Banchoff on Dali, the Fourth Dimension

Alex Howard, News Editor

In his lecture “The 4th Dimension and Salvador Dalí” on Monday night, Thomas Banchoff, professor of mathematics at Brown University, shared his experiences exploring the fourth dimension through the hypercube and how this led him to become great friends with artist Salvador Dalí.

“The fourth dimension is my favorite mathematical, geometric subject. Salvador Dalí is the most unusual person I’ve ever met,” said Banchoff to open his lecture.

Banchoff has been a professor at Brown for 25 years, and he specializes in differential geometry and topology of the third and fourth dimensions. Banchoff has taught a course every few years since he started teaching at Brown called “Exploring the Fourth Dimension.”

Banchoff told the audience that he became interested in the fourth dimension when he was 10 years old through a Captain Marvel comic book. He said that he decided to explore the fourth dimension until he grew tired of it, which led him to build a career and a social life around this exploration.

“I am going to try to explain to you why it is that a mathematical idea, if you really get caught up in one and really stay with it, really will lead you to meet some of the most interesting people you’re ever going to run into,” said Banchoff.

Banchoff brought in a paper model to demonstrate the conventional building of a three-dimensional box involving a square surrounded by squares. He then brought out another model which was a cube surrounded by seven other cubes, representing the adding of a dimension and thus creating the fourth. This model is a hypercube and it is what led Banchoff to meet Salvador Dalí.

Banchoff says that in the beginning of his career, he was struck by the hypercube structure of the four-dimensional cross appearing in Salvador Dalí’s 1954 painting “Corpus Hypercubus.” In a newspaper article in 1975, Banchoff was photographed holding the hypercube model he built in front of Dalí’s painting, which he says he knew was a copyright issue, but was told not to worry about it. A couple of weeks later, Banchoff received a note in his mailbox asking him to call Salvador Dalí’s representative.

“I asked my computer graphics colleague, ‘What do you think?’ and he said, ‘well, it’s either a hoax or a lawsuit’,” said Banchoff. “A woman answered and said, ‘Oh, Professor Banchoff, Señor Dalí is in New York, and he wants to meet you.’”

Banchoff said that he met Dalí in the bar at the St. Regis Hotel where Dalí had rented two suites, one for him and his wife Gala, and one to use as a studio.

“Talking with him, we found out the answers to some of the questions that had been on my mind ever since I’d seen the painting and realized it was connected with this concept of the fourth dimension, unfolding the fourth dimension,” said Banchoff.

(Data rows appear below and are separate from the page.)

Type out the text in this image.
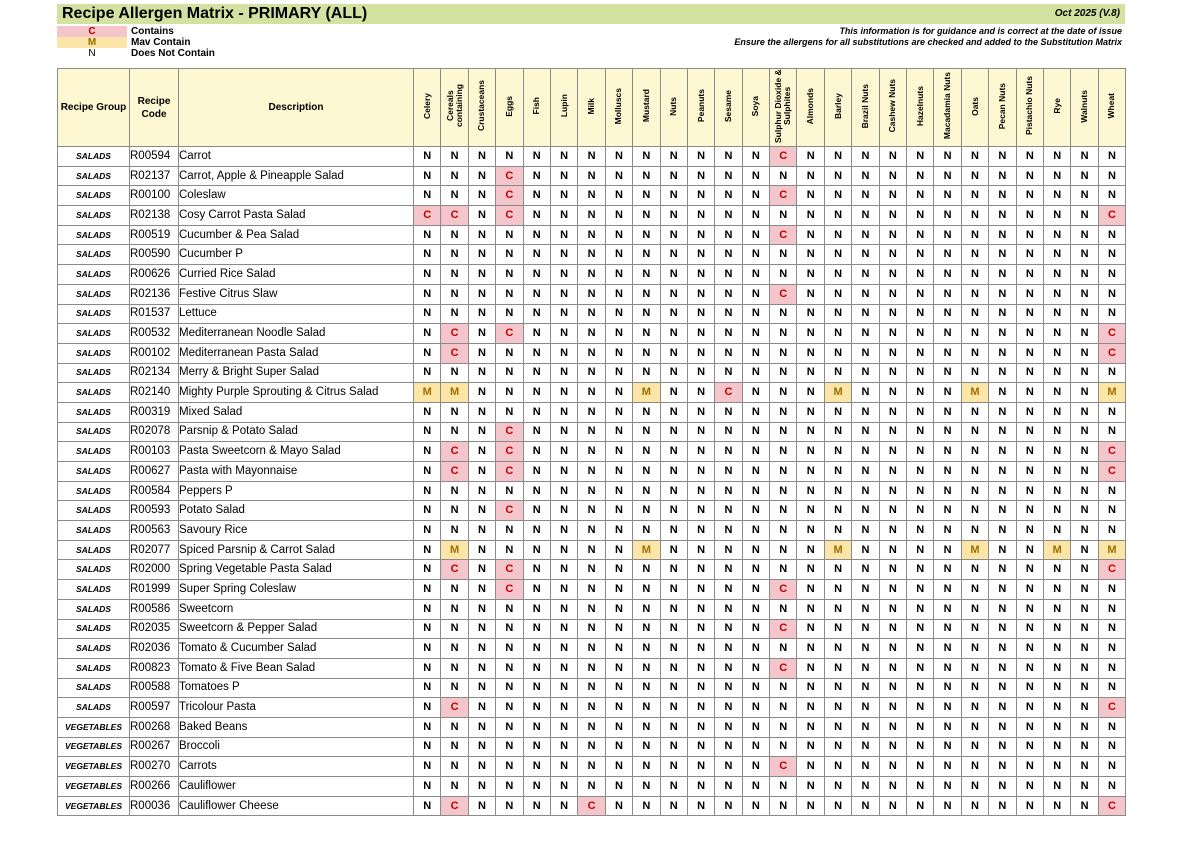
Recipe Allergen Matrix - PRIMARY (ALL)	Oct 2025 (V.8)
C	Contains
M	Mav Contain
N	Does Not Contain
This information is for guidance and is correct at the date of issue
Ensure the allergens for all substitutions are checked and added to the Substitution Matrix
Recipe Group	Recipe Code	Description	Celery	Cereals containing	Crustaceans	Eggs	Fish	Lupin	Milk	Molluscs	Mustard	Nuts	Peanuts	Sesame	Soya	Sulphur Dioxide & Sulphites	Almonds	Barley	Brazil Nuts	Cashew Nuts	Hazelnuts	Macadamia Nuts	Oats	Pecan Nuts	Pistachio Nuts	Rye	Walnuts	Wheat
SALADS	R00594	Carrot	N	N	N	N	N	N	N	N	N	N	N	N	N	C	N	N	N	N	N	N	N	N	N	N	N	N
SALADS	R02137	Carrot, Apple & Pineapple Salad	N	N	N	C	N	N	N	N	N	N	N	N	N	N	N	N	N	N	N	N	N	N	N	N	N	N
SALADS	R00100	Coleslaw	N	N	N	C	N	N	N	N	N	N	N	N	N	C	N	N	N	N	N	N	N	N	N	N	N	N
SALADS	R02138	Cosy Carrot Pasta Salad	C	C	N	C	N	N	N	N	N	N	N	N	N	N	N	N	N	N	N	N	N	N	N	N	N	C
SALADS	R00519	Cucumber & Pea Salad	N	N	N	N	N	N	N	N	N	N	N	N	N	C	N	N	N	N	N	N	N	N	N	N	N	N
SALADS	R00590	Cucumber P	N	N	N	N	N	N	N	N	N	N	N	N	N	N	N	N	N	N	N	N	N	N	N	N	N	N
SALADS	R00626	Curried Rice Salad	N	N	N	N	N	N	N	N	N	N	N	N	N	N	N	N	N	N	N	N	N	N	N	N	N	N
SALADS	R02136	Festive Citrus Slaw	N	N	N	N	N	N	N	N	N	N	N	N	N	C	N	N	N	N	N	N	N	N	N	N	N	N
SALADS	R01537	Lettuce	N	N	N	N	N	N	N	N	N	N	N	N	N	N	N	N	N	N	N	N	N	N	N	N	N	N
SALADS	R00532	Mediterranean Noodle Salad	N	C	N	C	N	N	N	N	N	N	N	N	N	N	N	N	N	N	N	N	N	N	N	N	N	C
SALADS	R00102	Mediterranean Pasta Salad	N	C	N	N	N	N	N	N	N	N	N	N	N	N	N	N	N	N	N	N	N	N	N	N	N	C
SALADS	R02134	Merry & Bright Super Salad	N	N	N	N	N	N	N	N	N	N	N	N	N	N	N	N	N	N	N	N	N	N	N	N	N	N
SALADS	R02140	Mighty Purple Sprouting & Citrus Salad	M	M	N	N	N	N	N	N	M	N	N	C	N	N	N	M	N	N	N	N	M	N	N	N	N	M
SALADS	R00319	Mixed Salad	N	N	N	N	N	N	N	N	N	N	N	N	N	N	N	N	N	N	N	N	N	N	N	N	N	N
SALADS	R02078	Parsnip & Potato Salad	N	N	N	C	N	N	N	N	N	N	N	N	N	N	N	N	N	N	N	N	N	N	N	N	N	N
SALADS	R00103	Pasta Sweetcorn & Mayo Salad	N	C	N	C	N	N	N	N	N	N	N	N	N	N	N	N	N	N	N	N	N	N	N	N	N	C
SALADS	R00627	Pasta with Mayonnaise	N	C	N	C	N	N	N	N	N	N	N	N	N	N	N	N	N	N	N	N	N	N	N	N	N	C
SALADS	R00584	Peppers P	N	N	N	N	N	N	N	N	N	N	N	N	N	N	N	N	N	N	N	N	N	N	N	N	N	N
SALADS	R00593	Potato Salad	N	N	N	C	N	N	N	N	N	N	N	N	N	N	N	N	N	N	N	N	N	N	N	N	N	N
SALADS	R00563	Savoury Rice	N	N	N	N	N	N	N	N	N	N	N	N	N	N	N	N	N	N	N	N	N	N	N	N	N	N
SALADS	R02077	Spiced Parsnip & Carrot Salad	N	M	N	N	N	N	N	N	M	N	N	N	N	N	N	M	N	N	N	N	M	N	N	M	N	M
SALADS	R02000	Spring Vegetable Pasta Salad	N	C	N	C	N	N	N	N	N	N	N	N	N	N	N	N	N	N	N	N	N	N	N	N	N	C
SALADS	R01999	Super Spring Coleslaw	N	N	N	C	N	N	N	N	N	N	N	N	N	C	N	N	N	N	N	N	N	N	N	N	N	N
SALADS	R00586	Sweetcorn	N	N	N	N	N	N	N	N	N	N	N	N	N	N	N	N	N	N	N	N	N	N	N	N	N	N
SALADS	R02035	Sweetcorn & Pepper Salad	N	N	N	N	N	N	N	N	N	N	N	N	N	C	N	N	N	N	N	N	N	N	N	N	N	N
SALADS	R02036	Tomato & Cucumber Salad	N	N	N	N	N	N	N	N	N	N	N	N	N	N	N	N	N	N	N	N	N	N	N	N	N	N
SALADS	R00823	Tomato & Five Bean Salad	N	N	N	N	N	N	N	N	N	N	N	N	N	C	N	N	N	N	N	N	N	N	N	N	N	N
SALADS	R00588	Tomatoes P	N	N	N	N	N	N	N	N	N	N	N	N	N	N	N	N	N	N	N	N	N	N	N	N	N	N
SALADS	R00597	Tricolour Pasta	N	C	N	N	N	N	N	N	N	N	N	N	N	N	N	N	N	N	N	N	N	N	N	N	N	C
VEGETABLES	R00268	Baked Beans	N	N	N	N	N	N	N	N	N	N	N	N	N	N	N	N	N	N	N	N	N	N	N	N	N	N
VEGETABLES	R00267	Broccoli	N	N	N	N	N	N	N	N	N	N	N	N	N	N	N	N	N	N	N	N	N	N	N	N	N	N
VEGETABLES	R00270	Carrots	N	N	N	N	N	N	N	N	N	N	N	N	N	C	N	N	N	N	N	N	N	N	N	N	N	N
VEGETABLES	R00266	Cauliflower	N	N	N	N	N	N	N	N	N	N	N	N	N	N	N	N	N	N	N	N	N	N	N	N	N	N
VEGETABLES	R00036	Cauliflower Cheese	N	C	N	N	N	N	C	N	N	N	N	N	N	N	N	N	N	N	N	N	N	N	N	N	N	C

Banchoff and Dalí saw each other several more times after their initial meeting and corresponded often. During his lecture, Banchoff played an excerpt from the 2004 documentary The Dalí Dimension that provided more insight into the dynamic between Banchoff and Dalí.

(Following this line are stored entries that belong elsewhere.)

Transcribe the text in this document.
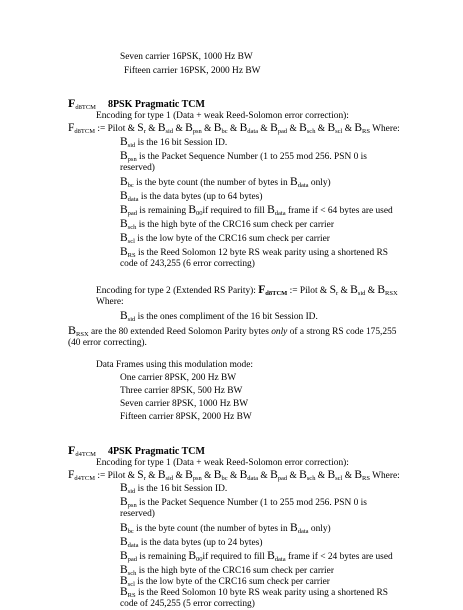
Seven carrier 16PSK, 1000 Hz BW
Fifteen carrier 16PSK, 2000 Hz BW
$F_{d8TCM}$ 8PSK Pragmatic TCM
Encoding for type 1 (Data + weak Reed-Solomon error correction):
$F_{d8TCM}$ := Pilot & $S_r$ & $B_{sid}$ & $B_{psn}$ & $B_{bc}$ & $B_{data}$ & $B_{pad}$ & $B_{sch}$ & $B_{scl}$ & $B_{RS}$ Where:
$B_{sid}$ is the 16 bit Session ID.
$B_{psn}$ is the Packet Sequence Number (1 to 255 mod 256. PSN 0 is
reserved)
$B_{bc}$ is the byte count (the number of bytes in $B_{data}$ only)
$B_{data}$ is the data bytes (up to 64 bytes)
$B_{pad}$ is remaining $B_{00}if$ required to fill $B_{data}$ frame if < 64 bytes are used
$B_{sch}$ is the high byte of the CRC16 sum check per carrier
$B_{scl}$ is the low byte of the CRC16 sum check per carrier
$B_{RS}$ is the Reed Solomon 12 byte RS weak parity using a shortened RS
code of 243,255 (6 error correcting)
Encoding for type 2 (Extended RS Parity): $F_{d8TCM}$ := Pilot & $S_r$ & $B_{sid}$ & $B_{RSX}$
Where:
$B_{sid}$ is the ones compliment of the 16 bit Session ID.
$B_{RSX}$ are the 80 extended Reed Solomon Parity bytes only of a strong RS code 175,255
(40 error correcting).
Data Frames using this modulation mode:
One carrier 8PSK, 200 Hz BW
Three carrier 8PSK, 500 Hz BW
Seven carrier 8PSK, 1000 Hz BW
Fifteen carrier 8PSK, 2000 Hz BW
$F_{d4TCM}$ 4PSK Pragmatic TCM
Encoding for type 1 (Data + weak Reed-Solomon error correction):
$F_{d4TCM}$ := Pilot & $S_r$ & $B_{sid}$ & $B_{psn}$ & $B_{bc}$ & $B_{data}$ & $B_{pad}$ & $B_{sch}$ & $B_{scl}$ & $B_{RS}$ Where:
$B_{sid}$ is the 16 bit Session ID.
$B_{psn}$ is the Packet Sequence Number (1 to 255 mod 256. PSN 0 is
reserved)
$B_{bc}$ is the byte count (the number of bytes in $B_{data}$ only)
$B_{data}$ is the data bytes (up to 24 bytes)
$B_{pad}$ is remaining $B_{00}if$ required to fill $B_{data}$ frame if < 24 bytes are used
$B_{sch}$ is the high byte of the CRC16 sum check per carrier
$B_{scl}$ is the low byte of the CRC16 sum check per carrier
$B_{RS}$ is the Reed Solomon 10 byte RS weak parity using a shortened RS
code of 245,255 (5 error correcting)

“I had the feeling Dalí wanted to know what my mindset was as I was looking at the same objects he was looking at, what kind of questions was I asking, how was I using it. We always spoke pretty much as equals,” said Banchoff in the film.

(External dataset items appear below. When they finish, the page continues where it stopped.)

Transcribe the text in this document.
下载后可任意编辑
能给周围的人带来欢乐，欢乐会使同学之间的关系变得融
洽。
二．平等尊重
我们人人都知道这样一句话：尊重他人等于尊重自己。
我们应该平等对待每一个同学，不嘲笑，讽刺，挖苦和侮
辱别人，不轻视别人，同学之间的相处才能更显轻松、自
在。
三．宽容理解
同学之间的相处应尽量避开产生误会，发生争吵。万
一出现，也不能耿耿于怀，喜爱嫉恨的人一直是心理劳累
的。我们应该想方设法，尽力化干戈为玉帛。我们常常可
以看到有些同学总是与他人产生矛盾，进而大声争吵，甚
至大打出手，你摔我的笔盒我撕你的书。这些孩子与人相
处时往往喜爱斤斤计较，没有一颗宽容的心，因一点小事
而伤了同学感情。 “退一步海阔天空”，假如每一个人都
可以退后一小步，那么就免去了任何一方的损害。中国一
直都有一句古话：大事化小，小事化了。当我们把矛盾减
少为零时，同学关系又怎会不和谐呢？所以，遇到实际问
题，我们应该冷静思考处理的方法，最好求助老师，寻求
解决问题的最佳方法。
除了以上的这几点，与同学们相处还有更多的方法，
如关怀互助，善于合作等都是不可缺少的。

A quote from Dalí in the film provided reasoning from his perspective as to why he held his friendship with Banchoff and other mathematicians and scientists as so crucial: “Scientists give me everything, even the immortality of the soul.”

Banchoff ended his lecture with pictures of himself in front of the hypercube exhibit at the Salvador Dalí Museum in Fugueres, Spain. When Banchoff first showed Dalí the hypercube he had constructed, he said that Dali played with it for a while and then said — not asked — “I may have this,” because he had just started the museum where the model now stands.

College sophomore and Math and Art History major Kate Greenberg said that she found this lecture particularly relevant to her studies here at Oberlin.

“As a Math and Art History major, I am constantly noticing parallels between my classes,” said Greenberg. “I was really fascinated that this conversation between your left and right brain can also take a very literal form, specifically with Dalí’s incorporation of the four-dimensional cross and manipulation of perspective.”

Greenberg says that the creativity necessary for art is also extremely necessary for math, be it through approaching a proof in an unconventional manner or visualizing geometric objects mentally and then having to translate the rotations and changes in perspective of these objects on paper. Banchoff stressed this interaction between the two disciplines throughout his lecture and asserted that “mathematicians can help understand what is behind the mind of the artist.”